Saturday, 10 November 2007
Will you be in for dinner?
Life, said John Lennon, is what happens to you while you're busy making other plans.
Seems true enough today at least.
The scene: the Kennedy Family kitchen. Richard and Margaret are sitting at the bench on stools talking, I am in the kitchen doing stuff for lunch and dinner. I had observed to Richard that he looked very tired. He said he had felt 'funny' all morning. "A headache?" "No, just a funny feeling".

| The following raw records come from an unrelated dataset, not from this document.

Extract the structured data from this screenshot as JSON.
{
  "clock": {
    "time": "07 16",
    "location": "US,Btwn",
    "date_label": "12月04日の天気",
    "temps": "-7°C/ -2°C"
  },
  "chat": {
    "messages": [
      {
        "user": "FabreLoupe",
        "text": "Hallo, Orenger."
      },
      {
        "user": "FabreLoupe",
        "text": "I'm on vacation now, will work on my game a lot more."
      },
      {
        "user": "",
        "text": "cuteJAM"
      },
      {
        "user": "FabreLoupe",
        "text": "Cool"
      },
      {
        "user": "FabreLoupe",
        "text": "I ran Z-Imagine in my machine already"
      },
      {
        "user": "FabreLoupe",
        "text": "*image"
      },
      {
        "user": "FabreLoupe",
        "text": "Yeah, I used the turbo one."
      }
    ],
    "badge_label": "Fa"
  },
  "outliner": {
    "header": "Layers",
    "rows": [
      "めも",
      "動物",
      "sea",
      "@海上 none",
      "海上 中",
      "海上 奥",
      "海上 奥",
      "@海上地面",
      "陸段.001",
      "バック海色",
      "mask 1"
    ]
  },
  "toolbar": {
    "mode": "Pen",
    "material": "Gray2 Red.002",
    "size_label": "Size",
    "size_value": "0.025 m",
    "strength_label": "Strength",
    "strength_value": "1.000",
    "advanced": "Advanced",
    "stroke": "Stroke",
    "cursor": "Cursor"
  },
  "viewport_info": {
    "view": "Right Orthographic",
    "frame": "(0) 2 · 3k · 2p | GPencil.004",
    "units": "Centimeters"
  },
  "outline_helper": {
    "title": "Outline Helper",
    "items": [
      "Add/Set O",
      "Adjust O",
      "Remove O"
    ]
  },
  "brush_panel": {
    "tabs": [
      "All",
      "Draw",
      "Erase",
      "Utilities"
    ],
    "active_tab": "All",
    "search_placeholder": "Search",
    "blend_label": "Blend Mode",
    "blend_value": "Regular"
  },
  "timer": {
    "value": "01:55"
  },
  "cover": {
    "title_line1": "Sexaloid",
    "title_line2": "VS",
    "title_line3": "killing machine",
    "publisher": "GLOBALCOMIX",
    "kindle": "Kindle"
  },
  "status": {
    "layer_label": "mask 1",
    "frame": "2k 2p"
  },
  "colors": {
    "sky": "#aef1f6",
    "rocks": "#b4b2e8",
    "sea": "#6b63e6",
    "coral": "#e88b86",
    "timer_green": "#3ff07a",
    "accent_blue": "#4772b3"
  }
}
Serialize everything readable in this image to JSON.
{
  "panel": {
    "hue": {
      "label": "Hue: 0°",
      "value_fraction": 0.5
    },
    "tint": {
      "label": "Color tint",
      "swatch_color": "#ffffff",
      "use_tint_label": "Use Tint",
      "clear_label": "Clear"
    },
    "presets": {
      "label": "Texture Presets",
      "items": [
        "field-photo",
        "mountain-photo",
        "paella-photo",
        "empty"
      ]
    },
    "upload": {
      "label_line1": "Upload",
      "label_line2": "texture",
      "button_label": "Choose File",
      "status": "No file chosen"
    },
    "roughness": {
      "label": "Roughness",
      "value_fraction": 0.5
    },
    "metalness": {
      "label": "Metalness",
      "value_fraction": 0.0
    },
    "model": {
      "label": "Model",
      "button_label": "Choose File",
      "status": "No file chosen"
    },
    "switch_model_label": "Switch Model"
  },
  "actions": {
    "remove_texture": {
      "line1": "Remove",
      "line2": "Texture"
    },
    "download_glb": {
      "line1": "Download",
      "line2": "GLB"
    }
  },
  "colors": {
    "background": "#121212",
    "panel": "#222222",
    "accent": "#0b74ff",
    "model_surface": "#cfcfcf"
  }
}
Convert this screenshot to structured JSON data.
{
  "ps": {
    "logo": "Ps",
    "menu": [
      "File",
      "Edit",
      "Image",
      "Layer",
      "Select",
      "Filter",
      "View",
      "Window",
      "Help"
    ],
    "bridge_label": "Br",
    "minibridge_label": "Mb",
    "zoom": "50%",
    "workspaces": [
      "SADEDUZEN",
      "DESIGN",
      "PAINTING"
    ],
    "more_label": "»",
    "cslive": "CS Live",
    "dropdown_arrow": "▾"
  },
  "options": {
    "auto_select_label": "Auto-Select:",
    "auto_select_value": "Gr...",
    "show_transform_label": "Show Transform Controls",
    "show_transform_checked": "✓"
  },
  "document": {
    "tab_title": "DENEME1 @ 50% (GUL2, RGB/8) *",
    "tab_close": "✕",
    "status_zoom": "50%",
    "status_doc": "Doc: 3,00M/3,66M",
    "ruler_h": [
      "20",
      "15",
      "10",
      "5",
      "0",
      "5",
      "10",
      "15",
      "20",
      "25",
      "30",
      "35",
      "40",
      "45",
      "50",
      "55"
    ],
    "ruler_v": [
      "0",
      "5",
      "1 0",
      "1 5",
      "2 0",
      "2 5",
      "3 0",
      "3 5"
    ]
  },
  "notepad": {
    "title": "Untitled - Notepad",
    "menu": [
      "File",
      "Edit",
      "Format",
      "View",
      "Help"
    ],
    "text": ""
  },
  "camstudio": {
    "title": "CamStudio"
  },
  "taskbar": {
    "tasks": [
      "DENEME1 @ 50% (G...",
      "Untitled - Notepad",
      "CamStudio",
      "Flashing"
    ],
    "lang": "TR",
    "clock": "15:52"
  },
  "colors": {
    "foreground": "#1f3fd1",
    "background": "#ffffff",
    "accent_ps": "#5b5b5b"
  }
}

I am putting some frozen prawns out on a tray to defrost and ask "Will you be in for dinner?" This is a regular question to assist with aligning the kitchen staff's agenda with Richard's social agenda.
No answer. But is a sort of odd no answer, as if the universe is not quite right.
I look up and Richard has a most strange expression. Every muscle in his face is taut like twisted ropes, his eyes are looking nowhere in particular. Instinctively I race around the bench, happily fast enough to cradle his head in my hands as he falls to the floor. Margaret, sitting beside him, had no chance of stopping him falling.
For what seems an eternity but was probably only about a minute or so, Richard convulses on the floor, seemingly every muscle in his body intent on the maximum contraction. I cradle his head in my hand to stop it banging on the floor but can do little else. A little blood comes from his mouth; I suspect he bit his tongue. The seizure stops and, mercifully, Richard starts breathing.
Margaret, in the meantime, has called 000, the local emergency number, and an ambulance is on its way. She relays breathing rates and such like to the operator.
The rest of the afternoon is one of extreme tedium, the sort that always goes with sitting around hospital emergency wards. Blood tests, CAT scans, x-rays, and large slabs of nothing, waiting for results.
More tests are due to be done next week but we still don't know what triggered the seizure.
He is home, after eight hours at the hospital. He is sleeping.
Every so often Margaret goes in to listen to his breathing.